Q1: How do you think the arbitrator ruled? Why? What is the supporting evidence? Vacation disagreement goes to the Arbitrator Facts: When Bruce Reaves quit his job at the end of January of a recent year, the personnel manager saw to it that his final check included all pay and allowances due as of his last day of work.
Management assumed that was the last they would see of this former employee, but seven months later—shortly before August 1 of that year—Stan showed up to collect his one week of vacation pay. The personnel manager said he was not due the vacation pay. Stan may have expected that response for he had a copy of the union contract with him, with sentences in the vacation pay clause underlined.
“It says here that to be eligible for a week of vacation a man must have worked 100 days prior to August 1 of the vacation year,” he pointed out. “I finished my last vacation on August 10, and worked more than 100 days before I quit, so I’m entitled to the money.” “But that clause, and the reference to August 1, presupposes that an employee would still be on the payroll when the new vacation season rolls around,” the personnel manager explained.
“Maybe that’s what you presupposed, not what the union presupposed. I checked with the union and they agree with me that I’ve got the money coming to me.” As Stan was no longer an employee, he could not file a grievance directly. The union, however, filed one in his behalf, and a few months later the union summoned an arbitrator to rule on how the following contract language applied to Stan’s case:
CONTRACT LANGUAGE: ARTICLE XVII—VACATIONS: Employees to be eligible for one week’s vacation with pay shall have worked 100 working days prior to August 1 of the vacation year. An employee’s vacation pay is to be based upon the straight time average earned for the months of January, February, and March or February, March, and April of the vacation year.
The period selected to be on a departmental basis. Employees on leave of absence due to injury, sickness, or other need for medical care shall be considered as working during such leaves of absence for purposes of computing vacations. The company’s chief arguments were:
1. The reference to August 1 means that only those on the rolls as employees on that date are entitled to vacation pay, provided they also meet the 100-day requirement.

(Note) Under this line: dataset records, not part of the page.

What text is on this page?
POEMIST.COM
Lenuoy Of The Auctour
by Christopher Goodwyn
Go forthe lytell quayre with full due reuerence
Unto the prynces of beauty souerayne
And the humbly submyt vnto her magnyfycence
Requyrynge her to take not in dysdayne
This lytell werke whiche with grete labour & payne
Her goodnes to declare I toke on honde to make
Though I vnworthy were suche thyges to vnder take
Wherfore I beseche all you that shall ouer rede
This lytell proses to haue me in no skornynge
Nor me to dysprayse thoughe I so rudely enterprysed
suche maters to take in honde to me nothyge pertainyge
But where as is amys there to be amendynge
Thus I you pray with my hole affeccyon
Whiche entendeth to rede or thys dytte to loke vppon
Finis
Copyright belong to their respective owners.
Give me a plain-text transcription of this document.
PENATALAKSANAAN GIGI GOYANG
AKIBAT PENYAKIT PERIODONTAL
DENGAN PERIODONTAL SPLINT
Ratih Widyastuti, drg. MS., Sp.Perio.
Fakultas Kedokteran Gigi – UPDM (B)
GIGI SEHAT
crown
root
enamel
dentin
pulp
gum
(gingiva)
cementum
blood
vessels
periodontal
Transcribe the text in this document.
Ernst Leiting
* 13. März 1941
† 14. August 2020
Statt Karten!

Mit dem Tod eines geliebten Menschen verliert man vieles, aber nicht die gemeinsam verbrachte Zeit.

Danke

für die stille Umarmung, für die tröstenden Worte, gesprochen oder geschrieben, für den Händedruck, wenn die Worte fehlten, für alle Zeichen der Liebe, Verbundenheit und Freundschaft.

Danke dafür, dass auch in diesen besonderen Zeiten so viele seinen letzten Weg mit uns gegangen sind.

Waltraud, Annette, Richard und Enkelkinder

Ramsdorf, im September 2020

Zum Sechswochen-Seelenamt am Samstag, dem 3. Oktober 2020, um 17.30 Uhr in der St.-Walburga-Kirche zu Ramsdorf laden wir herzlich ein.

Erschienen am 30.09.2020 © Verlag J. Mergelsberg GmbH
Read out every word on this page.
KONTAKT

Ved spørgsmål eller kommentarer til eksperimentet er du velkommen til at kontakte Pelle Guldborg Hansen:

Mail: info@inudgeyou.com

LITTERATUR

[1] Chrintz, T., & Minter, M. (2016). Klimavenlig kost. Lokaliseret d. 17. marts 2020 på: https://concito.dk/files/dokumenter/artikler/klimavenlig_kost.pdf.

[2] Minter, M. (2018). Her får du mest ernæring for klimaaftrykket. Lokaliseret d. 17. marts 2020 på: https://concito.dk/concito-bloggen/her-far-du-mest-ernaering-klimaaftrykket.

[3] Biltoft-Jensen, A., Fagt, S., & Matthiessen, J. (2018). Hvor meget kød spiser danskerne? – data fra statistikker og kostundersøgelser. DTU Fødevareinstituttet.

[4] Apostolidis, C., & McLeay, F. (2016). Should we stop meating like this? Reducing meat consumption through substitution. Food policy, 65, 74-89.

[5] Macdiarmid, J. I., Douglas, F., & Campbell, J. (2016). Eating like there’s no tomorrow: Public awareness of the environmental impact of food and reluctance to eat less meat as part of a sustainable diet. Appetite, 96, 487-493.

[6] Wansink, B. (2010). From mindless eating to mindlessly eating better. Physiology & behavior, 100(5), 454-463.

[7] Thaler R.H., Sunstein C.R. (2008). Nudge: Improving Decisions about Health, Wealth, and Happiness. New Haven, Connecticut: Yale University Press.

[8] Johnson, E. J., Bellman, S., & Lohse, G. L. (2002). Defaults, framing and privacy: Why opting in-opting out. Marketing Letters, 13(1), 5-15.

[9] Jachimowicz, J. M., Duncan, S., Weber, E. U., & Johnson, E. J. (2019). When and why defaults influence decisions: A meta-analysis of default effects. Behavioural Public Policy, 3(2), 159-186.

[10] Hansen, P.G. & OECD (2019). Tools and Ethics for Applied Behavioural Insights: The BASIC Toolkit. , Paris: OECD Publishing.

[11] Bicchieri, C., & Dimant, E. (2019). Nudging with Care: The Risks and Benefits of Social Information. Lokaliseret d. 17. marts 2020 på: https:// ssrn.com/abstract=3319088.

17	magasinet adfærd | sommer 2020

2. According to union interpretation, a man who quits after working 100 days after his last vacation can still get vacation money the following year. This was not the intention of the negotiators.
3. The fact that the rate of vacation pay is based upon earnings during the first three or four months of the year reinforces management’s judgment that a man can’t quit in January and still collect for a vacation. The union’s answer was:
1. According to management interpretation, a man who quits or dies at the end of July would not be entitled to any vacation money, no matter how many days he worked since the last vacation. It is not believable that the negotiators could have intended such a result. 2. The August 1 date is merely the cutoff point for meeting the 100-day requirement. It doesn’t mean that a man who already qualified for vacation money has to be employed on that date. 3. The reference to January through April is just a convenient way of computing the amount of vacation pay. It has nothing to do with eligibility. We will have no trouble determining the amount of money Stan is supposed to receive.